Gustavo Barcellos
Fraternidade não é unificar diferenças, é diferenciar semelhanças. A experiência da alteridade é inquietante, desafiadora, e começa com o irmão. O campo do Outro é vasto, cheio de prazeres e dores. Tanto do ponto de vista pessoal, quanto do ponto de vista coletivo, as possibilidades do arquétipo fraterno são imensas: solidariedade, companheirismo, amizade, associações, cooperação, entendimento, lealdade, aceitação. Também grandes são suas feridas: rivalidade, inveja, hostilidade, autoritarismo, guerras civis, intolerância, preconceito.

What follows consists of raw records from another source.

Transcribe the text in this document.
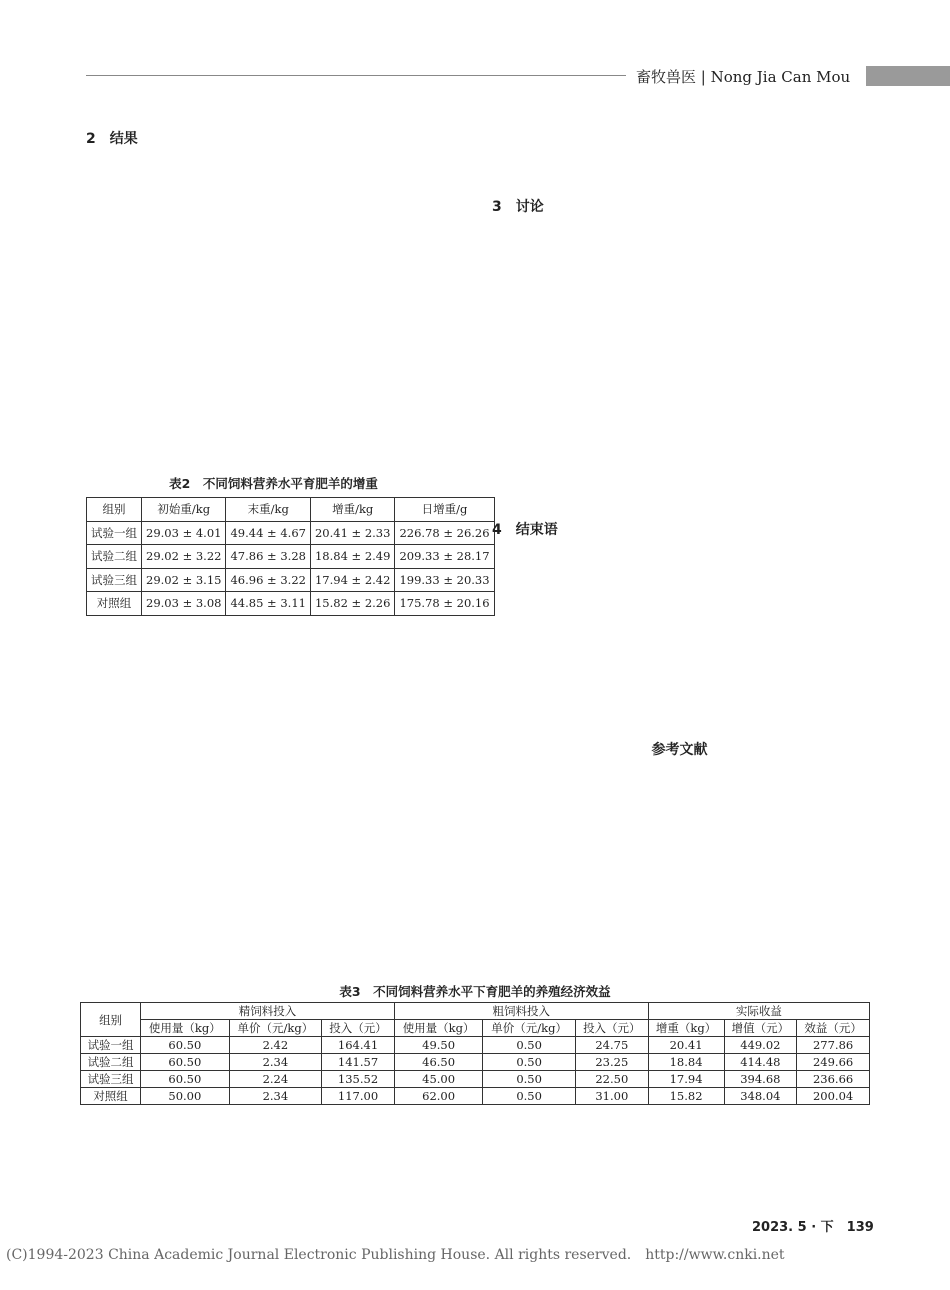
畜牧兽医 | Nong Jia Can Mou
2　结果
表2　不同饲料营养水平育肥羊的增重
组别	初始重/kg	末重/kg	增重/kg	日增重/g
试验一组	29.03 ± 4.01	49.44 ± 4.67	20.41 ± 2.33	226.78 ± 26.26
试验二组	29.02 ± 3.22	47.86 ± 3.28	18.84 ± 2.49	209.33 ± 28.17
试验三组	29.02 ± 3.15	46.96 ± 3.22	17.94 ± 2.42	199.33 ± 20.33
对照组	29.03 ± 3.08	44.85 ± 3.11	15.82 ± 2.26	175.78 ± 20.16
3　讨论
4　结束语
参考文献
表3　不同饲料营养水平下育肥羊的养殖经济效益
组别	精饲料投入			粗饲料投入			实际收益		
	使用量（kg）	单价（元/kg）	投入（元）	使用量（kg）	单价（元/kg）	投入（元）	增重（kg）	增值（元）	效益（元）
试验一组	60.50	2.42	164.41	49.50	0.50	24.75	20.41	449.02	277.86
试验二组	60.50	2.34	141.57	46.50	0.50	23.25	18.84	414.48	249.66
试验三组	60.50	2.24	135.52	45.00	0.50	22.50	17.94	394.68	236.66
对照组	50.00	2.34	117.00	62.00	0.50	31.00	15.82	348.04	200.04
2023. 5 · 下　139
(C)1994-2023 China Academic Journal Electronic Publishing House. All rights reserved.　http://www.cnki.net
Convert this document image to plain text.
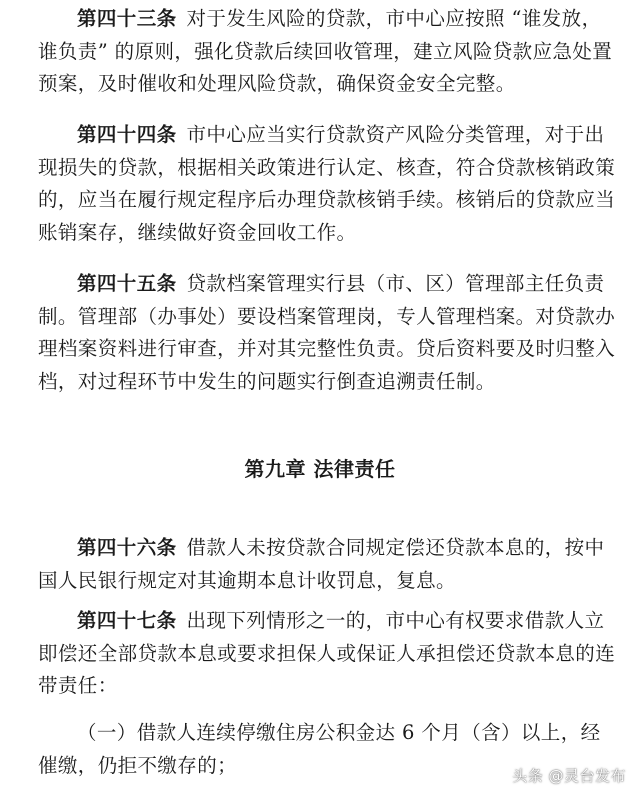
第四十三条 对于发生风险的贷款，市中心应按照 “谁发放，谁负责” 的原则，强化贷款后续回收管理，建立风险贷款应急处置预案，及时催收和处理风险贷款，确保资金安全完整。

第四十四条 市中心应当实行贷款资产风险分类管理，对于出现损失的贷款，根据相关政策进行认定、核查，符合贷款核销政策的，应当在履行规定程序后办理贷款核销手续。核销后的贷款应当账销案存，继续做好资金回收工作。

第四十五条 贷款档案管理实行县（市、区）管理部主任负责制。管理部（办事处）要设档案管理岗，专人管理档案。对贷款办理档案资料进行审查，并对其完整性负责。贷后资料要及时归整入档，对过程环节中发生的问题实行倒查追溯责任制。

第九章 法律责任

第四十六条 借款人未按贷款合同规定偿还贷款本息的，按中国人民银行规定对其逾期本息计收罚息，复息。

第四十七条 出现下列情形之一的，市中心有权要求借款人立即偿还全部贷款本息或要求担保人或保证人承担偿还贷款本息的连带责任：

（一）借款人连续停缴住房公积金达 6 个月（含）以上，经催缴，仍拒不缴存的；	头条 @灵台发布
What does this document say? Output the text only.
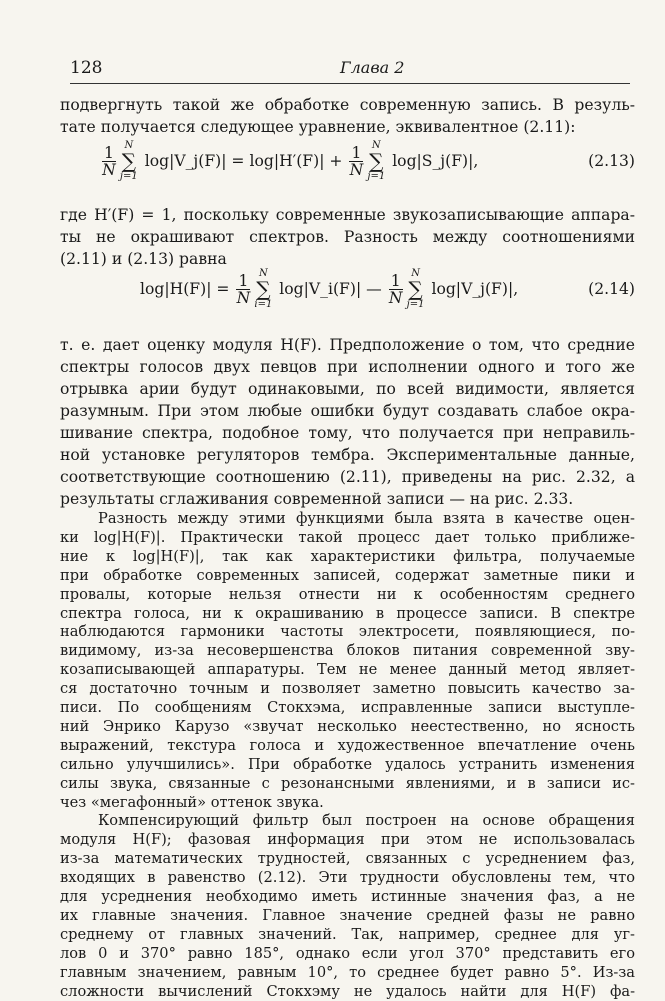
128	Глава 2
подвергнуть такой же обработке современную запись. В резуль-
тате получается следующее уравнение, эквивалентное (2.11):
$\frac{1}{N}$ N
∑
j=1
log|V_j(F)| = $\log|H'(F)| + \frac{1}{N}$ N
∑
j=1
log|S_j(F)|,	(2.13)
где H′(F) = 1, поскольку современные звукозаписывающие аппара-
ты не окрашивают спектров. Разность между соотношениями
(2.11) и (2.13) равна
$\log|H(F)| = \frac{1}{N}$ N
∑
i=1
log|V_i(F)| — $\frac{1}{N}$ N
∑
j=1
log|V_j(F)|,	(2.14)
т. е. дает оценку модуля H(F). Предположение о том, что средние
спектры голосов двух певцов при исполнении одного и того же
отрывка арии будут одинаковыми, по всей видимости, является
разумным. При этом любые ошибки будут создавать слабое окра-
шивание спектра, подобное тому, что получается при неправиль-
ной установке регуляторов тембра. Экспериментальные данные,
соответствующие соотношению (2.11), приведены на рис. 2.32, а
результаты сглаживания современной записи — на рис. 2.33.
Разность между этими функциями была взята в качестве оцен-
ки log|H(F)|. Практически такой процесс дает только приближе-
ние к log|H(F)|, так как характеристики фильтра, получаемые
при обработке современных записей, содержат заметные пики и
провалы, которые нельзя отнести ни к особенностям среднего
спектра голоса, ни к окрашиванию в процессе записи. В спектре
наблюдаются гармоники частоты электросети, появляющиеся, по-
видимому, из-за несовершенства блоков питания современной зву-
козаписывающей аппаратуры. Тем не менее данный метод являет-
ся достаточно точным и позволяет заметно повысить качество за-
писи. По сообщениям Стокхэма, исправленные записи выступле-
ний Энрико Карузо «звучат несколько неестественно, но ясность
выражений, текстура голоса и художественное впечатление очень
сильно улучшились». При обработке удалось устранить изменения
силы звука, связанные с резонансными явлениями, и в записи ис-
чез «мегафонный» оттенок звука.
Компенсирующий фильтр был построен на основе обращения
модуля H(F); фазовая информация при этом не использовалась
из-за математических трудностей, связанных с усреднением фаз,
входящих в равенство (2.12). Эти трудности обусловлены тем, что
для усреднения необходимо иметь истинные значения фаз, а не
их главные значения. Главное значение средней фазы не равно
среднему от главных значений. Так, например, среднее для уг-
лов 0 и 370° равно 185°, однако если угол 370° представить его
главным значением, равным 10°, то среднее будет равно 5°. Из-за
сложности вычислений Стокхэму не удалось найти для H(F) фа-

Principalmente no que tange o arquétipo fraterno, nossa tradição mitológica e cultural inicia-se com uma história de disputa, rivalidade e ciúme entre irmãos, que leva ao fraticídio e ao exílio: Caim e Abel. É uma ferida muito profunda. O mito coloca, já de início, as relações de irmandade num lugar de horror, de morte e de impossibilidade. As emoções da inveja e do ciúme, sempre tão corrosivas e patologizadas, estão contidas nessa história de modo paradigmático. É preciso adentrar a fantasia dessas emoções, para se entender mais profundamente as feridas e a sombra das relações simétricas. Apesar de capturarem nossa alma às vezes de modo muito semelhante, e de podermos por isso confundi-las, inveja e ciúme são emoções bastante diferentes.
É com o irmão que aprendemos a dividir e compartilhar, onde aprendemos horizontalidade nas relações. O irmão é a base arquetípica para a construção do Outro, e para a recriação de uma idéia e de um sentido de comunidade dentro das novas ordens do Ocidente contemporâneo.